On a choice of the Bondi radial coordinate and news function for the axisymmetric two-body problem

TL;DR

This paper proposes a coordinate choice in the Bondi formulation for the axisymmetric two-body problem that incorporates physical parameters from the start, leading to a new expression for radiated energy that aligns with recent non-linear results.

Contribution

It introduces a coordinate condition linked to the Newtonian potential, integrating source parameters into the asymptotic solution and providing a new interpretation of the Bondi news function.

Findings

Derived an asymptotic solution incorporating source parameters.

Proposed a new expression for radiated energy consistent with non-linear calculations.

Obtained closed-form solutions matching the Schwarzschild metric with time.

Abstract

In the Bondi formulation of the axisymmetric vacuum Einstein equations, we argue that the ``surface area'' coordinate condition determining the ``radial'' coordinate can be considered as part of the initial data and should be chosen in a way that gives information about the physical problem whose solution is sought.
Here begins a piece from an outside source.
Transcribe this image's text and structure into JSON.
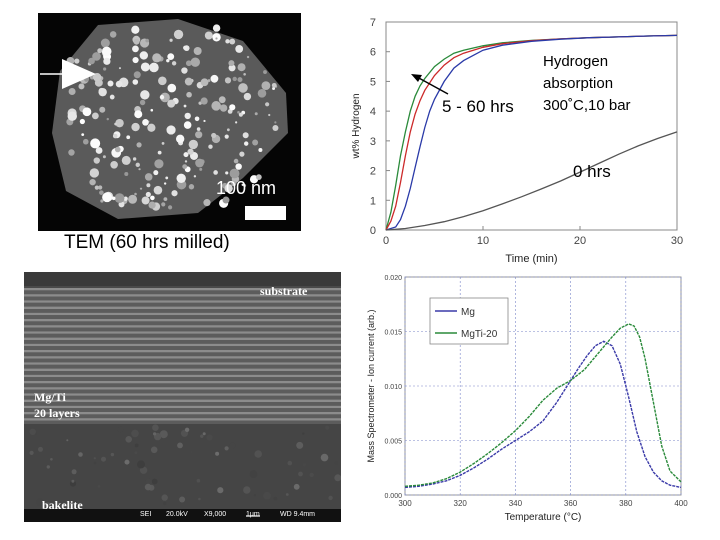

For the two-body problem, we choose this coordinate by imposing a condition that allows it to be interpreted, near infinity, as the (inverse of the) Newtonian potential. In this way, two quantities that specify the problem -- the separation of the two particles and their mass ratio -- enter the equations from the very beginning. The asymptotic solution (near infinity) is obtained and a natural identification of the Bondi "news function" in terms of the source parameters is suggested, leading to an expression for the radiated energy that differs from the standard quadrupole formula but agrees with recent non-linear calculations. When the free function of time describing the separation of the two particles is chosen so as to make the new expression agree with the classical result, closed-form analytic expressions are obtained, the resulting metric approaching the Schwarzschild solution with time. As all physical quantities are defined with respect to the flat metric at infinity, the physical interpretation of this solution depends strongly on how these definitions are extended to the near-zone and, in particular, how the "time" function in the near-zone is related to Bondi's null coordinate.